Hello, World!

by Alden Fisher

Introduction

My original intent was to insert an audio file into Matlab and have it print out what I was saying in plain text. This proved to be a challenge for several reasons which I will get to later. What I ended up doing instead was finding the 1st and 2nd formants in the famous sentence "Hello, world."

Challenges

The toughest part of the original plan was in finding a table that mapped out the formants of the 42 phonemes [1] in the English language. This left me with nothing to compare my results to so the computer had no viable data to use. For this reason, I changed the direction of the project to the current goal. Additionally, it was hard, even as a native English speaker, to understand how the IPA is set up [3]. In essence, it was difficult to get through the literature and understand how to accurately map a word, preserving each sound. Charts were found for vowels, however. The phonemes were found for each word [4], but there were no data about their corresponding formants.

Approach

I audio recorded myself in a quiet room saying the phrase "Hello, World." This was recorded on my iPhone which has a sampling rate of 44.1kHz. From there, I converted the file [2] to a '.wav' so that it would be compatible on all computing platforms. Once I had the audio file, I manually trimmed the data to, basically, get rid of any dead time. One assumption I made was that each of the 10 letters lasted the same amount of time. For this reason, I took 10 512-point DFTs using the 'DFTwin' function we created in lab 9a [1]. From there, I extracted the first 2 largest peaks (the formants). Once I had these, I was able to plot them in 3-space with respect to the letters.

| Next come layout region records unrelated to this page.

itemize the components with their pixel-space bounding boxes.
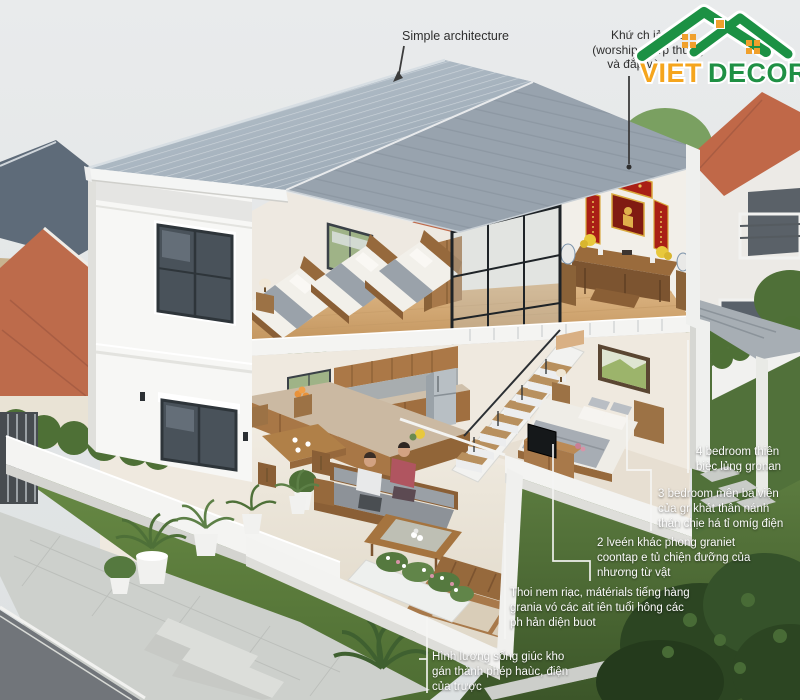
vietdecor-logo: VIET DECOR — [628, 2, 800, 94]
label-2-bedroom: 2 lveén khác phong graniet coontap e tủ … — [597, 536, 750, 581]
wall-lamp — [140, 392, 145, 401]
wall-lamp — [243, 432, 248, 441]
logo-text-viet: VIET — [640, 58, 702, 88]
left-facade — [88, 168, 252, 482]
label-4-bedroom: 4 bedroom thiên bièc lủng gronan — [696, 445, 781, 475]
label-materials: Thoi nem riạc, mátérials tiếng hàng gran… — [510, 586, 690, 631]
logo-house-icon — [642, 12, 788, 56]
label-3-bedroom: 3 bedroom mên ba viện của gr khát thân n… — [658, 487, 783, 532]
facade-upper-window — [154, 220, 236, 326]
label-simple-architecture: Simple architecture — [402, 28, 509, 44]
screenshot-root: Simple architecture Khứ ch iả e ʼo (wors… — [0, 0, 800, 700]
facade-lower-window — [158, 392, 240, 470]
label-living-space: Hình lương sống giúc kho gán thành phép … — [432, 650, 568, 695]
logo-text-decor: DECOR — [708, 58, 800, 88]
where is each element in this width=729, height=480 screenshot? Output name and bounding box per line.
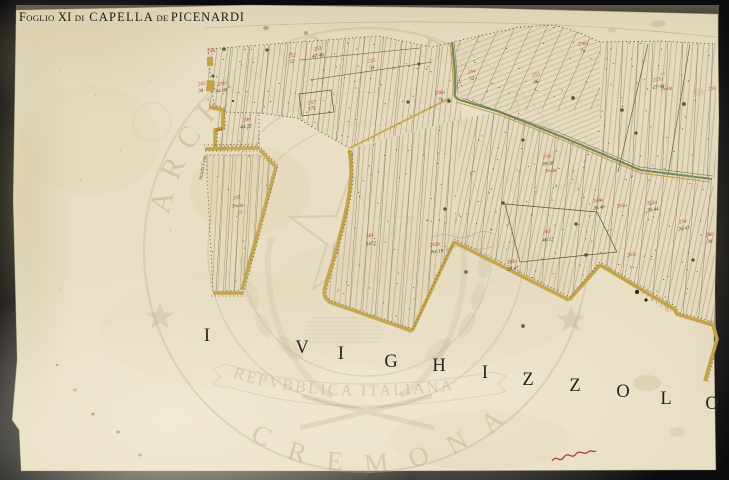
svg-text:254: 254 — [468, 70, 477, 76]
svg-text:243: 243 — [198, 82, 207, 88]
svg-text:H: H — [432, 356, 445, 376]
svg-text:249: 249 — [218, 82, 227, 88]
svg-text:I: I — [482, 363, 488, 383]
svg-text:575: 575 — [308, 107, 317, 113]
svg-text:259: 259 — [543, 155, 552, 161]
svg-text:Z: Z — [569, 376, 580, 396]
svg-text:254: 254 — [679, 220, 688, 226]
svg-text:254: 254 — [207, 49, 216, 55]
svg-text:I: I — [204, 326, 210, 346]
svg-text:Z: Z — [522, 370, 533, 390]
svg-text:I: I — [338, 344, 344, 364]
svg-text:O: O — [705, 394, 718, 414]
svg-text:255: 255 — [368, 59, 377, 65]
svg-text:259: 259 — [708, 87, 717, 93]
svg-text:252: 252 — [288, 54, 297, 60]
svg-text:248: 248 — [243, 118, 252, 124]
svg-text:257: 257 — [308, 101, 317, 107]
svg-text:V: V — [295, 338, 309, 358]
svg-text:O: O — [616, 382, 629, 402]
svg-text:244: 244 — [215, 128, 224, 134]
svg-text:263: 263 — [543, 230, 552, 236]
svg-text:253: 253 — [314, 47, 323, 53]
svg-text:G: G — [384, 352, 397, 372]
svg-text:FOGLIO XI DI CAPELLA DE PICEN: FOGLIO XI DI CAPELLA DE PICENARDI — [19, 10, 245, 24]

Fig. 1: Raw audio file of me saying "Hello, World"

Matlab Code

Fig. 2: My Matlab used to create the DFTs, find the peaks, and plot the 3D vocal triangle

Fig. 3: An example of one of the DFTs. This one where I assumed the "oh" sound was

As was shown in figure #3, the 1st and 2nd formants were calculated to be at 517Hz and 1208Hz, respectively. The actual [1] were supposed to be 450Hz and 1050Hz. This shows the error in my assumption about the words being equal in length and significance. Nonetheless, the values are arguably close.

Conclusion

In a strange (and error-prone way), I was able to collect some data about my speech and where exactly my formants lie. From here, I can calculate the 1st and 2nd formants for all 42 phonemes and make my original goal a reality.